Dr Dirk Zeller is the Senior Scientist and Executive Director of the Sea Around Us (www.seaaroundus.org). He directs research activities and co-directs strategic research and funding decisions with the Project Principle Investigator, Prof. Daniel Pauly. Dirk leads research on global catch reconstructions and Illegal, Unreported and Unregulated fishing, and engages in research on coral reef fisheries , ocean governance and fisheries policy. He collaborates closely with the Fisheries Economics Research Unit on issues in resource economics, with the Changing Ocean Research Unit on issues of climate change and fisheries, and with the UBC Faculty of Law on issues related to international maritime boundary law and the UN Law of the Sea Convention.

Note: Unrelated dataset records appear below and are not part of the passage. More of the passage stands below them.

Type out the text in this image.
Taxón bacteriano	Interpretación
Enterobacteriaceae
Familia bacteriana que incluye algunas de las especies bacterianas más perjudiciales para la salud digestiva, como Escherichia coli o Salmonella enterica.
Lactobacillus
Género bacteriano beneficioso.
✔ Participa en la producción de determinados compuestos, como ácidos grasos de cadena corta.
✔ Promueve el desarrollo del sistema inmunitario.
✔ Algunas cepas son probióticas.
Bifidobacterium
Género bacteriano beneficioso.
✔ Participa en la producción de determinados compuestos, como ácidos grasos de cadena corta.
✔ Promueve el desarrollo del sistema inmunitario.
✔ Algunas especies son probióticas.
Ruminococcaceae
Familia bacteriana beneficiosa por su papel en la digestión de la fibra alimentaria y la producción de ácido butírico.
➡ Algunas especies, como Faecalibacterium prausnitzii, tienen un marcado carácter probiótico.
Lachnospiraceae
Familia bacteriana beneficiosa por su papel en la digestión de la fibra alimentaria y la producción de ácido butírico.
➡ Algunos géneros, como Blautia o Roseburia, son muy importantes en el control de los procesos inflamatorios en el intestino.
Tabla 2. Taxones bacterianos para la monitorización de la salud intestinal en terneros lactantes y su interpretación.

Dirk has over 250 scientific contributions, and published both in the primary literature (Nature, Science, PLoS ONE, Marine Policy, Marine Ecology Progress Series, Environmental Health Perspectives etc.) and in dedicated book chapters and research reports. Dirk was co-awarded the 2012 UBC Innovative Dissemination of Research Award and the 2011 Ecological Society of
America Sustainability Science Award. He collaborates with scientists in Australia, Asia, Europe, the Americas, the Caribbean and Pacific. He represents the Sea Around Us at conferences and workshops throughout the world.

Dirk has a background in tropical marine biology and fisheries ecology from James Cook University, Australia, and has professional interests in sustainability, strategic and global policy developments and resource economics, as well as marine reserves and coral reef ecology.